Trouble in Paradise? Tips for Handling Issues Relating to Dog Aggression at the Park
If you have an issue with an aggressive dog at the park . . .
- As a first step, try a polite and civil conversation with the owner of the dog you are concerned about. Sometimes a creative solution can be found. For instance, we had one situation that was resolved when the owner agreed to keep the dog muzzled while at the park. Or, if the problem is not severe, the owners could try a mutual agreement to keep on opposite sides of the park, or to visit the park at different times.
- If that does not work, and the problem is serious — especially if there is an injury to you or your dog — the next step is to notify Lower Merion Animal Control at 610-649-1000. Animal Control will send an officer to take your statement. (Note: The Lower Merion Department of Parks & Recreation administers the Off Leash Permit program, but they cannot take action absent a police report.)

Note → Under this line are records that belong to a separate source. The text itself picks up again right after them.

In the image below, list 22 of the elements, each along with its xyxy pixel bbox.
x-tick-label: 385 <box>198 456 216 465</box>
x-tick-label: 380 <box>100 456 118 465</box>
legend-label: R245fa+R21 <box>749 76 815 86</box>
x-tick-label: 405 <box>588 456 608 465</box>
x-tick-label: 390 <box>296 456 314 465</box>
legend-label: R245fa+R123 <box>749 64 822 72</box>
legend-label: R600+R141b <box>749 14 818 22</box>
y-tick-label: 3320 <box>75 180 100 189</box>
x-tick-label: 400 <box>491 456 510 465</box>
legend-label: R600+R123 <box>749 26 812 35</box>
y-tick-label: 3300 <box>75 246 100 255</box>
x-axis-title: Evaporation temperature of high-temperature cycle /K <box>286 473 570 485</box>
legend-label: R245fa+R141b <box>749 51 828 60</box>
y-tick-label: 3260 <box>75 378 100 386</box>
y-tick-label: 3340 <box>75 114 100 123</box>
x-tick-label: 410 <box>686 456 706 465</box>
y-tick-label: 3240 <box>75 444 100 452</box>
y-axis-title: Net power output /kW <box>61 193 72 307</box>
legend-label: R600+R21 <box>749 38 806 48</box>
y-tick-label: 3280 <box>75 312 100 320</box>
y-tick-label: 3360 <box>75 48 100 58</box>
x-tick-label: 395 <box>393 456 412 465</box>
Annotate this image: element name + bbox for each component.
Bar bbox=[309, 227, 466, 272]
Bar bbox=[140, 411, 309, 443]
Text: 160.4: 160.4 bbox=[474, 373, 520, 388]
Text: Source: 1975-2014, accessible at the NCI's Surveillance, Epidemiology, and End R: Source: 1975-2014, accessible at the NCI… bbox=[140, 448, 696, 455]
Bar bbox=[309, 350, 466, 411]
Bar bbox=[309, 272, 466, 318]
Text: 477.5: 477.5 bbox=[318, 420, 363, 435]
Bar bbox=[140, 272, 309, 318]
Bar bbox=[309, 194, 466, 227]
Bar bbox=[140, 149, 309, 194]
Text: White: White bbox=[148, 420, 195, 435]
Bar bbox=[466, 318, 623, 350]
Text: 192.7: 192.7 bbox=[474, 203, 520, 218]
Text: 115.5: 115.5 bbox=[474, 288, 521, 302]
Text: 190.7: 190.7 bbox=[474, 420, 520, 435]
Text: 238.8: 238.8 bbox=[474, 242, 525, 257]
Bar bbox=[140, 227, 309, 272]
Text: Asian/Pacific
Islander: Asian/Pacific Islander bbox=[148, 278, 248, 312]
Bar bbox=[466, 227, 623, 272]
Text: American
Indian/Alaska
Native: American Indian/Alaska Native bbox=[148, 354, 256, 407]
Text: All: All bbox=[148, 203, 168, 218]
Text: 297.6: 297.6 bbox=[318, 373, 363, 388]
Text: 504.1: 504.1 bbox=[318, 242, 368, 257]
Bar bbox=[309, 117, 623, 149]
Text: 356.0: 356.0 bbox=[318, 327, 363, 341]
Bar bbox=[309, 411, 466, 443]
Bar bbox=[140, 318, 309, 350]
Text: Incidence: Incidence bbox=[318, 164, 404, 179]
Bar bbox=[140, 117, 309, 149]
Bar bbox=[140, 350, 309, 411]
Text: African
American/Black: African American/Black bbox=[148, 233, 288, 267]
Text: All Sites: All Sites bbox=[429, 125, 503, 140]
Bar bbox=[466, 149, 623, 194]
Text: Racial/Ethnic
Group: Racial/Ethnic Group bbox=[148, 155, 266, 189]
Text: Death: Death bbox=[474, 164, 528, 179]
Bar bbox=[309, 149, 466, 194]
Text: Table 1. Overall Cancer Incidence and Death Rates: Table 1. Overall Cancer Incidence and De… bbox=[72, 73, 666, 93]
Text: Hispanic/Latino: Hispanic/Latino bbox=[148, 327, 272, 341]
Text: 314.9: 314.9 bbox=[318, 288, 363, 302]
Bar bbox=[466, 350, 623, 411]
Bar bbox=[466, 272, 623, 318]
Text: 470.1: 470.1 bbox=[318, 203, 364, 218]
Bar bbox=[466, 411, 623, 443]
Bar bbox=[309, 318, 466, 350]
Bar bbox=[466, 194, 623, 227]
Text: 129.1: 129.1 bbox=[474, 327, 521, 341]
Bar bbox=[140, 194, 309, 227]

- After you have given a statement to the police, you can proceed to notify Donna Heller, Director of the L.M. Department of Parks & Recreation, at firstname.lastname@example.org , or (610) 645-6220. Parks & Rec will review the situation and, if circumstances warrant, may revoke the off leash permit of the offending dog.
- In all cases where there has been an injury to a person or dog, it is a good idea to document that with photos and/or a visit to the doctor or vet (as the case may be).
If you are the owner of a dog that may have injured another dog or person at the park . . .
- After the dogs are safely separated, best practice is to contact the other owner, ask whether owner and dog are ok, and where appropriate offer to pay for any damage caused. This can be very hard because both you and the other owner may be upset, but apologies or expressions of concern go a long way to ease tensions and promote a civil atmosphere at the park.
- Just because you have an incident does not mean your dog’s off leash permit can or should be revoked. Accidents happen. But remember . . . NOT ALL DOGS ARE SUITABLE FOR OFF LEASH DOG PARKS. A dog may be a fine dog and a beloved family member, but still not a good candidate for off leash privileges in a public park.
Role of Friends of West Mill Creek Park
- To keep our dog park a friendly and welcoming place, concerns about habitually aggressive dogs must be addressed. We rely on the police and township officials to referee disputes over dog aggression.
- Our organization is not trained or equipped to arbitrate disputes among dog park visitors. Our role in this area is strictly limited to providing educational information to help people resolve issues as amicably as possible through the proper channels.
- We cooperate with any inquiries from the police or the Lower Merion Department of Parks and Recreation.
See also our companion brochure, “Etiquette: 10 Tips for a Great Dog Park Experience,” for general guidelines on avoiding common dog park problems. Copies are usually available in the kiosk, and it is also available under the “Gettin’ Along” tab on our website.